Mais certes je me trompe recevant dans sa plénitude le chant de la ville et découvrant noué ce qui pour toi se divisa. Et je sais bien qu'il te fallait attendre, droit comme le cierge, pour en être récompensé à ton heure par ta lumière et ivre tout à coup de tes pas de ronde comme d'une danse miraculeuse sous les étoiles dans l'importance du monde. Car il est là-bas dans l'épaisse nuit des navires qui déchargent leurs cargaisons de métaux précieux et d'ivoire, et il se trouve, sentinelle sur les remparts, que tu contribues à les protéger et à embellir d'or et d'argent l'empire que tu sers. Car il est quelque part des amants qui se taisent avant d'oser parler et ils se regardent et voudraient dire… car si l'un parle et si l'autre ferme les yeux c'est l'univers qui va changer. Et tu protèges ce silence. Car il est quelque part ce dernier souffle avant la mort. Et ils se penchent pour recueillir le mot du cœur et la bénédiction pour toujours que l'on enfermera en soi, l'ayant reçue, et tu sauves le mot d'un mort.
Sentinelle, sentinelle, je ne sais où s'arrête ton empire quand Dieu te fait la clarté d'âme des sentinelles, ce regard sur cette étendue à laquelle tu as droit. Et peu m'importe que tu sois en d'autres instants tel qui rêve de la soupe en grommelant dans sa corvée. Il est bon que tu dormes et il est bon que tu oublies. Mais il est mauvais qu'oubliant tu laisses crouler ta demeure.
Car la fidélité c'est d'être fidèle à soi-même.
Et moi je veux sauver non toi seul mais tes compagnons. Et obtenir de toi cette permanence intérieure qui est d'une âme bien bâtie. Car je ne détruis pas ma maison lorsque je m'en éloigne. Ni ne brûle mes rosés si je cesse de les regarder. Elles demeurent disponibles pour un nouveau regard qui bientôt les fera fleurir.

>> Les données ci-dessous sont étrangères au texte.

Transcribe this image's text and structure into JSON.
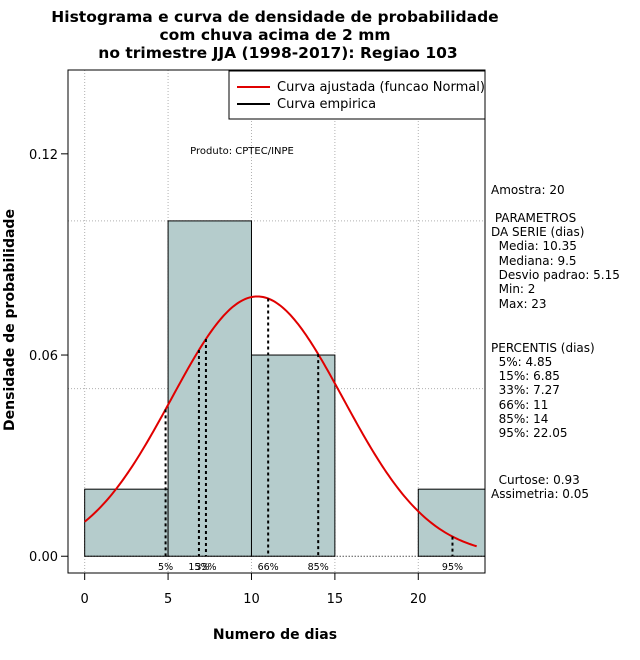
{
  "chart_data": {
    "type": "bar",
    "title": [
      "Histograma e curva de densidade de probabilidade",
      "com chuva acima de 2 mm",
      "no trimestre JJA (1998-2017): Regiao 103"
    ],
    "xlabel": "Numero de dias",
    "ylabel": "Densidade de probabilidade",
    "xlim": [
      -1,
      24
    ],
    "ylim": [
      -0.005,
      0.145
    ],
    "x_ticks": [
      0,
      5,
      10,
      15,
      20
    ],
    "x_tick_labels": [
      "0",
      "5",
      "10",
      "15",
      "20"
    ],
    "y_ticks": [
      0.0,
      0.06,
      0.12
    ],
    "y_tick_labels": [
      "0.00",
      "0.06",
      "0.12"
    ],
    "grid_x": [
      0,
      5,
      10,
      15,
      20
    ],
    "grid_y": [
      0.05,
      0.1
    ],
    "bins": [
      {
        "from": 0,
        "to": 5,
        "density": 0.02
      },
      {
        "from": 5,
        "to": 10,
        "density": 0.1
      },
      {
        "from": 10,
        "to": 15,
        "density": 0.06
      },
      {
        "from": 15,
        "to": 20,
        "density": 0.0
      },
      {
        "from": 20,
        "to": 25,
        "density": 0.02
      }
    ],
    "bar_color": "#b5cccc",
    "curve_color": "#e00000",
    "normal_fit": {
      "mean": 10.35,
      "sd": 5.15,
      "x_from": 0,
      "x_to": 23.5
    },
    "percentile_lines": [
      {
        "label": "5%",
        "x": 4.85
      },
      {
        "label": "15%",
        "x": 6.85
      },
      {
        "label": "33%",
        "x": 7.27
      },
      {
        "label": "66%",
        "x": 11
      },
      {
        "label": "85%",
        "x": 14
      },
      {
        "label": "95%",
        "x": 22.05
      }
    ],
    "legend": {
      "position": "top-right",
      "entries": [
        {
          "label": "Curva ajustada (funcao Normal)",
          "color": "#e00000"
        },
        {
          "label": "Curva empirica",
          "color": "#000000"
        }
      ]
    },
    "annotation": "Produto: CPTEC/INPE"
  },
  "stats": {
    "amostra": "Amostra: 20",
    "parametros_title": [
      " PARAMETROS",
      "DA SERIE (dias)"
    ],
    "parametros": [
      "  Media: 10.35",
      "  Mediana: 9.5",
      "  Desvio padrao: 5.15",
      "  Min: 2",
      "  Max: 23"
    ],
    "percentis_title": "PERCENTIS (dias)",
    "percentis": [
      "  5%: 4.85",
      "  15%: 6.85",
      "  33%: 7.27",
      "  66%: 11",
      "  85%: 14",
      "  95%: 22.05"
    ],
    "curtose": "  Curtose: 0.93",
    "assimetria": "Assimetria: 0.05"
  }
}
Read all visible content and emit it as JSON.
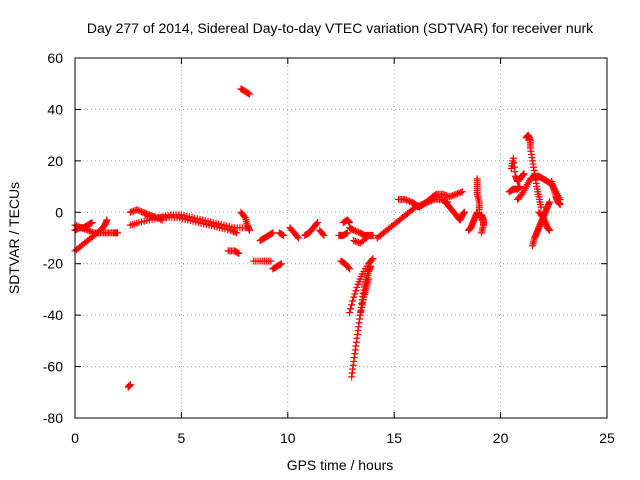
{
  "chart_data": {
    "type": "scatter",
    "title": "Day 277 of 2014, Sidereal Day-to-day VTEC variation (SDTVAR) for receiver nurk",
    "xlabel": "GPS time / hours",
    "ylabel": "SDTVAR / TECUs",
    "xlim": [
      0,
      25
    ],
    "ylim": [
      -80,
      60
    ],
    "xticks": [
      0,
      5,
      10,
      15,
      20,
      25
    ],
    "yticks": [
      -80,
      -60,
      -40,
      -20,
      0,
      20,
      40,
      60
    ],
    "xtick_labels": [
      "0",
      "5",
      "10",
      "15",
      "20",
      "25"
    ],
    "ytick_labels": [
      "-80",
      "-60",
      "-40",
      "-20",
      "0",
      "20",
      "40",
      "60"
    ],
    "grid": true,
    "legend": "none",
    "marker": "plus",
    "color": "#ff0000",
    "series": [
      {
        "name": "arc-a1",
        "points": [
          [
            0.0,
            -5
          ],
          [
            0.3,
            -6
          ],
          [
            0.6,
            -7
          ],
          [
            0.9,
            -8
          ],
          [
            1.2,
            -8
          ],
          [
            1.5,
            -8
          ],
          [
            1.8,
            -8
          ],
          [
            2.0,
            -8
          ]
        ]
      },
      {
        "name": "arc-a2",
        "points": [
          [
            0.0,
            -15
          ],
          [
            0.3,
            -13
          ],
          [
            0.6,
            -11
          ],
          [
            0.9,
            -9
          ],
          [
            1.2,
            -7
          ],
          [
            1.4,
            -5
          ],
          [
            1.5,
            -3
          ]
        ]
      },
      {
        "name": "arc-a3",
        "points": [
          [
            0.0,
            -7
          ],
          [
            0.2,
            -6
          ],
          [
            0.4,
            -6
          ],
          [
            0.6,
            -5
          ],
          [
            0.8,
            -4
          ]
        ]
      },
      {
        "name": "arc-b",
        "points": [
          [
            2.5,
            -68
          ],
          [
            2.6,
            -67
          ]
        ]
      },
      {
        "name": "arc-c",
        "points": [
          [
            2.6,
            0
          ],
          [
            2.9,
            1
          ],
          [
            3.2,
            0
          ],
          [
            3.5,
            -1
          ],
          [
            3.8,
            -2
          ],
          [
            4.1,
            -3
          ]
        ]
      },
      {
        "name": "arc-d",
        "points": [
          [
            2.6,
            -5
          ],
          [
            3.0,
            -4
          ],
          [
            3.5,
            -3
          ],
          [
            4.0,
            -2
          ],
          [
            4.5,
            -1
          ],
          [
            5.0,
            -1
          ],
          [
            5.5,
            -2
          ],
          [
            6.0,
            -3
          ],
          [
            6.5,
            -4
          ],
          [
            7.0,
            -5
          ],
          [
            7.5,
            -6
          ],
          [
            8.0,
            -6
          ]
        ]
      },
      {
        "name": "arc-e",
        "points": [
          [
            3.3,
            -1
          ],
          [
            3.8,
            -2
          ],
          [
            4.3,
            -2
          ],
          [
            4.8,
            -2
          ],
          [
            5.3,
            -3
          ],
          [
            5.8,
            -4
          ],
          [
            6.3,
            -5
          ],
          [
            6.8,
            -6
          ],
          [
            7.3,
            -7
          ],
          [
            7.6,
            -8
          ]
        ]
      },
      {
        "name": "arc-f",
        "points": [
          [
            7.8,
            0
          ],
          [
            8.0,
            -2
          ],
          [
            8.1,
            -5
          ],
          [
            8.2,
            -7
          ]
        ]
      },
      {
        "name": "arc-g",
        "points": [
          [
            7.2,
            -15
          ],
          [
            7.5,
            -15
          ],
          [
            7.7,
            -16
          ]
        ]
      },
      {
        "name": "arc-h",
        "points": [
          [
            7.8,
            48
          ],
          [
            8.0,
            47
          ],
          [
            8.2,
            46
          ]
        ]
      },
      {
        "name": "arc-i",
        "points": [
          [
            8.4,
            -19
          ],
          [
            8.8,
            -19
          ],
          [
            9.2,
            -19
          ]
        ]
      },
      {
        "name": "arc-j",
        "points": [
          [
            9.3,
            -22
          ],
          [
            9.5,
            -21
          ],
          [
            9.7,
            -20
          ]
        ]
      },
      {
        "name": "arc-k",
        "points": [
          [
            8.7,
            -11
          ],
          [
            8.9,
            -10
          ],
          [
            9.1,
            -9
          ],
          [
            9.3,
            -8
          ]
        ]
      },
      {
        "name": "arc-l",
        "points": [
          [
            9.6,
            -8
          ],
          [
            9.8,
            -9
          ]
        ]
      },
      {
        "name": "arc-m",
        "points": [
          [
            10.1,
            -6
          ],
          [
            10.3,
            -8
          ],
          [
            10.5,
            -10
          ]
        ]
      },
      {
        "name": "arc-n",
        "points": [
          [
            10.8,
            -9
          ],
          [
            11.0,
            -8
          ],
          [
            11.2,
            -6
          ],
          [
            11.4,
            -4
          ]
        ]
      },
      {
        "name": "arc-o",
        "points": [
          [
            11.5,
            -7
          ],
          [
            11.7,
            -9
          ]
        ]
      },
      {
        "name": "arc-p",
        "points": [
          [
            12.4,
            -9
          ],
          [
            12.6,
            -9
          ],
          [
            12.8,
            -8
          ]
        ]
      },
      {
        "name": "arc-q",
        "points": [
          [
            12.6,
            -4
          ],
          [
            12.8,
            -3
          ],
          [
            12.9,
            -4
          ]
        ]
      },
      {
        "name": "arc-r",
        "points": [
          [
            12.5,
            -19
          ],
          [
            12.7,
            -20
          ],
          [
            12.9,
            -22
          ]
        ]
      },
      {
        "name": "arc-s",
        "points": [
          [
            12.9,
            -6
          ],
          [
            13.1,
            -7
          ],
          [
            13.4,
            -8
          ],
          [
            13.6,
            -9
          ],
          [
            13.8,
            -9
          ],
          [
            14.0,
            -9
          ]
        ]
      },
      {
        "name": "arc-t",
        "points": [
          [
            13.1,
            -11
          ],
          [
            13.4,
            -12
          ],
          [
            13.7,
            -10
          ]
        ]
      },
      {
        "name": "arc-u",
        "points": [
          [
            12.9,
            -39
          ],
          [
            13.1,
            -33
          ],
          [
            13.3,
            -28
          ],
          [
            13.5,
            -24
          ],
          [
            13.8,
            -20
          ],
          [
            14.0,
            -18
          ]
        ]
      },
      {
        "name": "arc-v",
        "points": [
          [
            13.0,
            -64
          ],
          [
            13.1,
            -58
          ],
          [
            13.2,
            -52
          ],
          [
            13.3,
            -46
          ],
          [
            13.4,
            -40
          ],
          [
            13.5,
            -34
          ],
          [
            13.6,
            -29
          ],
          [
            13.7,
            -26
          ],
          [
            13.8,
            -23
          ],
          [
            13.9,
            -21
          ]
        ]
      },
      {
        "name": "arc-w",
        "points": [
          [
            13.4,
            -40
          ],
          [
            13.5,
            -36
          ],
          [
            13.6,
            -32
          ],
          [
            13.7,
            -29
          ],
          [
            13.8,
            -26
          ]
        ]
      },
      {
        "name": "arc-x",
        "points": [
          [
            14.2,
            -10
          ],
          [
            14.5,
            -8
          ],
          [
            14.8,
            -6
          ],
          [
            15.1,
            -4
          ],
          [
            15.4,
            -2
          ],
          [
            15.7,
            0
          ],
          [
            16.0,
            2
          ],
          [
            16.3,
            3
          ],
          [
            16.6,
            4
          ],
          [
            16.9,
            5
          ],
          [
            17.2,
            5
          ],
          [
            17.5,
            4
          ]
        ]
      },
      {
        "name": "arc-y",
        "points": [
          [
            15.2,
            5
          ],
          [
            15.5,
            5
          ],
          [
            15.8,
            4
          ],
          [
            16.0,
            3
          ],
          [
            16.2,
            2
          ],
          [
            16.5,
            4
          ],
          [
            16.8,
            6
          ],
          [
            17.0,
            7
          ],
          [
            17.3,
            7
          ],
          [
            17.6,
            6
          ],
          [
            17.9,
            7
          ],
          [
            18.2,
            8
          ]
        ]
      },
      {
        "name": "arc-z",
        "points": [
          [
            17.4,
            4
          ],
          [
            17.6,
            2
          ],
          [
            17.8,
            0
          ],
          [
            18.0,
            -2
          ],
          [
            18.1,
            -3
          ],
          [
            18.2,
            -1
          ],
          [
            18.3,
            0
          ]
        ]
      },
      {
        "name": "arc-aa",
        "points": [
          [
            18.5,
            -7
          ],
          [
            18.6,
            -6
          ],
          [
            18.7,
            -4
          ],
          [
            18.8,
            -2
          ],
          [
            18.9,
            0
          ]
        ]
      },
      {
        "name": "arc-ab",
        "points": [
          [
            18.9,
            13
          ],
          [
            18.9,
            10
          ],
          [
            18.9,
            7
          ],
          [
            19.0,
            4
          ],
          [
            19.0,
            1
          ]
        ]
      },
      {
        "name": "arc-ac",
        "points": [
          [
            19.0,
            -2
          ],
          [
            19.1,
            -1
          ],
          [
            19.2,
            -3
          ],
          [
            19.2,
            -5
          ],
          [
            19.1,
            -8
          ]
        ]
      },
      {
        "name": "arc-ad",
        "points": [
          [
            20.4,
            8
          ],
          [
            20.6,
            9
          ],
          [
            20.8,
            9
          ],
          [
            20.9,
            10
          ]
        ]
      },
      {
        "name": "arc-ae",
        "points": [
          [
            20.5,
            17
          ],
          [
            20.6,
            21
          ],
          [
            20.7,
            14
          ],
          [
            20.8,
            12
          ],
          [
            20.9,
            13
          ],
          [
            21.0,
            14
          ],
          [
            21.1,
            15
          ]
        ]
      },
      {
        "name": "arc-af",
        "points": [
          [
            20.8,
            5
          ],
          [
            21.0,
            7
          ],
          [
            21.2,
            10
          ],
          [
            21.4,
            13
          ],
          [
            21.6,
            14
          ],
          [
            21.8,
            14
          ],
          [
            22.0,
            13
          ],
          [
            22.2,
            12
          ],
          [
            22.4,
            11
          ],
          [
            22.6,
            8
          ],
          [
            22.8,
            5
          ]
        ]
      },
      {
        "name": "arc-ag",
        "points": [
          [
            21.2,
            29
          ],
          [
            21.3,
            30
          ],
          [
            21.4,
            28
          ],
          [
            21.4,
            25
          ],
          [
            21.5,
            20
          ],
          [
            21.6,
            15
          ],
          [
            21.7,
            10
          ],
          [
            21.8,
            6
          ],
          [
            21.9,
            2
          ]
        ]
      },
      {
        "name": "arc-ah",
        "points": [
          [
            21.5,
            -13
          ],
          [
            21.6,
            -10
          ],
          [
            21.7,
            -8
          ],
          [
            21.8,
            -6
          ],
          [
            21.9,
            -4
          ],
          [
            22.0,
            -2
          ],
          [
            22.1,
            0
          ],
          [
            22.2,
            2
          ],
          [
            22.3,
            4
          ]
        ]
      },
      {
        "name": "arc-ai",
        "points": [
          [
            21.8,
            0
          ],
          [
            22.0,
            -2
          ],
          [
            22.1,
            -4
          ],
          [
            22.2,
            -6
          ],
          [
            22.3,
            -7
          ]
        ]
      },
      {
        "name": "arc-aj",
        "points": [
          [
            22.4,
            12
          ],
          [
            22.5,
            9
          ],
          [
            22.6,
            6
          ],
          [
            22.7,
            4
          ],
          [
            22.8,
            3
          ]
        ]
      }
    ]
  }
}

J'enverrai donc mes hommes d'armes se saisir de toi. Tu seras condamné à cette mort qui est la mort des sentinelles endormies. Il te reste de te reprendre et d'espérer de t'échanger, par l'exemple de ton propre supplice, en vigilance des sentinelles.
CIX
Car certes il est triste que celle-là que tu observes tendre et pleine de naïveté, de confiance et de pudeur se puisse trouver menacée par le cynisme, l'égoïsme ou la fourberie qui exploitera cette grâce fragile et cette foi toute consentie, et il peut arriver que tu la souhaites plus avertie. Mais il ne s'agit point de souhaiter que soient méfiantes, averties ou avares de dons les filles de chez toi, car tu auras ruiné, en les créant telles, ce que tu prétendais abriter. Certes toute qualité comporte les ferments de sa destruction. La générosité, le risque du parasite qui l'écœurera. La pudeur, le risque de la grossièreté qui la ternira. La bonté, le risque de l'ingratitude qui la rendra amère. Mais toi, pour le soustraire aux risques naturels de la vie, tu souhaites un monde déjà mort. Et tu interdis d'édifier un temple qui soit beau par horreur des tremblements de terre qui détruiraient alors un beau temple.